US lends S.Africa $805.6 mn for power plant
The United States Export-Import Bank has green-lighted an $805.6-million loan to South African power company Eskom to fund construction of a coal-fired power plant, the state utility said Monday.
Eskom is currently building two new coal plants to ease an electricity crunch in Africa’s largest economy, whose overloaded grid was hit by rolling blackouts in 2008.
The loan from the US Ex-Im Bank will go toward the 142-billion-rand ($20.5-billion, 14.4-billion-euro) Kusile power station in the northern province of Limpopo, Eskom said.
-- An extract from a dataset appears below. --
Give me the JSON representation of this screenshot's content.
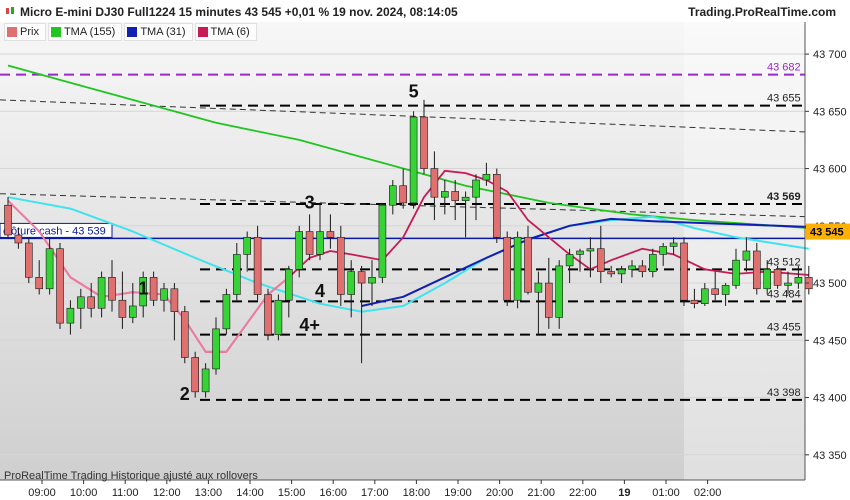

“Export credit agency finance is one of the sources Eskom is tapping as part of its 300-billion-rand funding plan for the new build programme. More than three-quarters of that funding has now been secured,” Eskom financial director Paul O’Flaherty said in a statement.
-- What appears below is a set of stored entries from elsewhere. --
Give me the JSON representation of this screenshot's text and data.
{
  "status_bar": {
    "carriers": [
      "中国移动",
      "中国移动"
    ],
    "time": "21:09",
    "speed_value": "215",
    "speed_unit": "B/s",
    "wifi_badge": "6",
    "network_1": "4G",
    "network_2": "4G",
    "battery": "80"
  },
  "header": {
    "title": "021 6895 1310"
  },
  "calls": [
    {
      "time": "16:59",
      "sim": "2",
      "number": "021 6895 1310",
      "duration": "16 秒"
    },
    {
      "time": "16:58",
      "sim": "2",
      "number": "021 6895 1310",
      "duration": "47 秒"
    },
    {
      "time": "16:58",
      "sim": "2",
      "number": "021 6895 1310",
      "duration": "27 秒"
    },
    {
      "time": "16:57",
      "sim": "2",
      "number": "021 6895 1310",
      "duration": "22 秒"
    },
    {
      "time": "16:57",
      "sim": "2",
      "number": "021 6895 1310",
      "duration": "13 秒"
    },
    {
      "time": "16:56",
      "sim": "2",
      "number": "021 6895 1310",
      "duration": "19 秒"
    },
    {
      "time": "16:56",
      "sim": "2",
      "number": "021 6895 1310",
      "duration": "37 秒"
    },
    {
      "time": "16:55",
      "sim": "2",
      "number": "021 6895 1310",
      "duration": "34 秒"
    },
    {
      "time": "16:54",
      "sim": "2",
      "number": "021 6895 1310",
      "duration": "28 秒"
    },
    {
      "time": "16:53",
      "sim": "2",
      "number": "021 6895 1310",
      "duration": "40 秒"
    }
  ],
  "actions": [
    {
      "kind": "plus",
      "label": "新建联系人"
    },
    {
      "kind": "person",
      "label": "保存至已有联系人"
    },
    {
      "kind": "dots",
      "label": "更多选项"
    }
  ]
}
South Africa has taken heat from environmentalists over its heavy dependence on coal, currently about 90 percent of the electricity mix.
The government says it wants to cut coal to about 64 percent of power supply over the next 20 years.
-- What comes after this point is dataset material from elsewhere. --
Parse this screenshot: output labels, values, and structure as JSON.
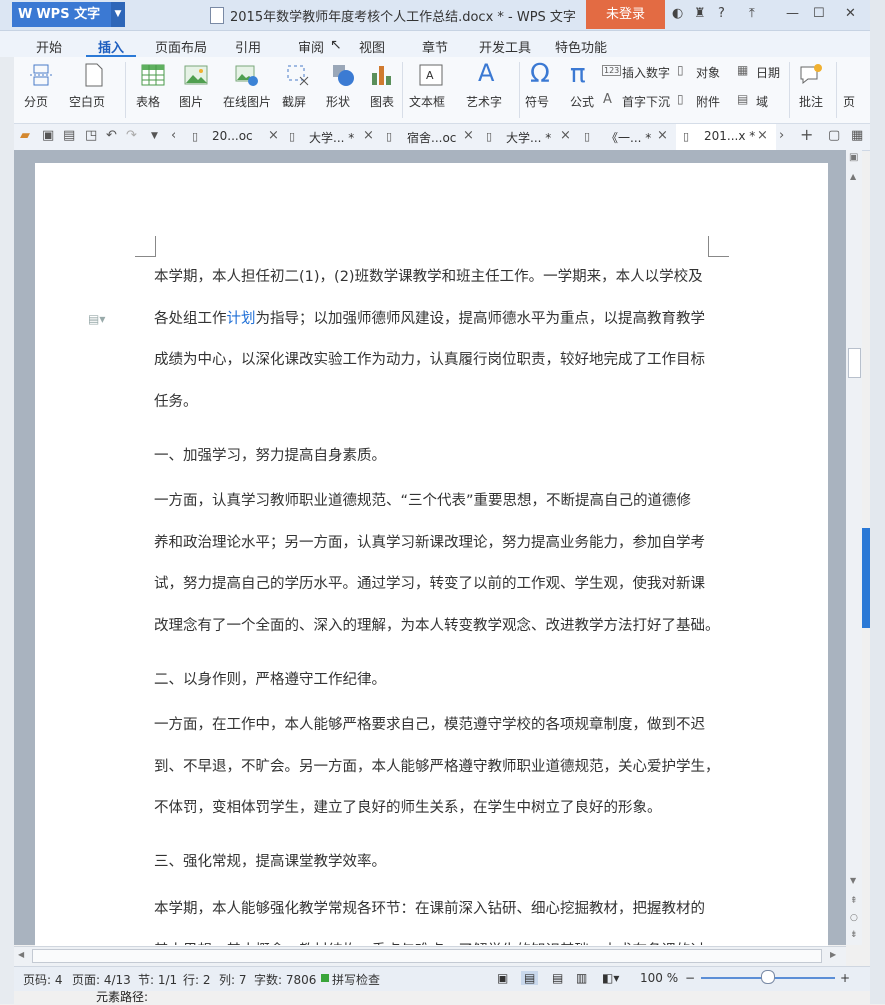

But it has charged ahead with an ambitious build programme for coal-fired plants.
Eskom broke ground in 2007 on Kusile, a 4,800-megawatt facility that will be one of the largest coal-fired plants in the world.
It is also at work on the 125-billion-rand, 4,788-megawatt Medupi coal-fired power station nearby.
The World Bank came under fire from environmentalists in April last year for lending $3.75 billion for the Medupi project.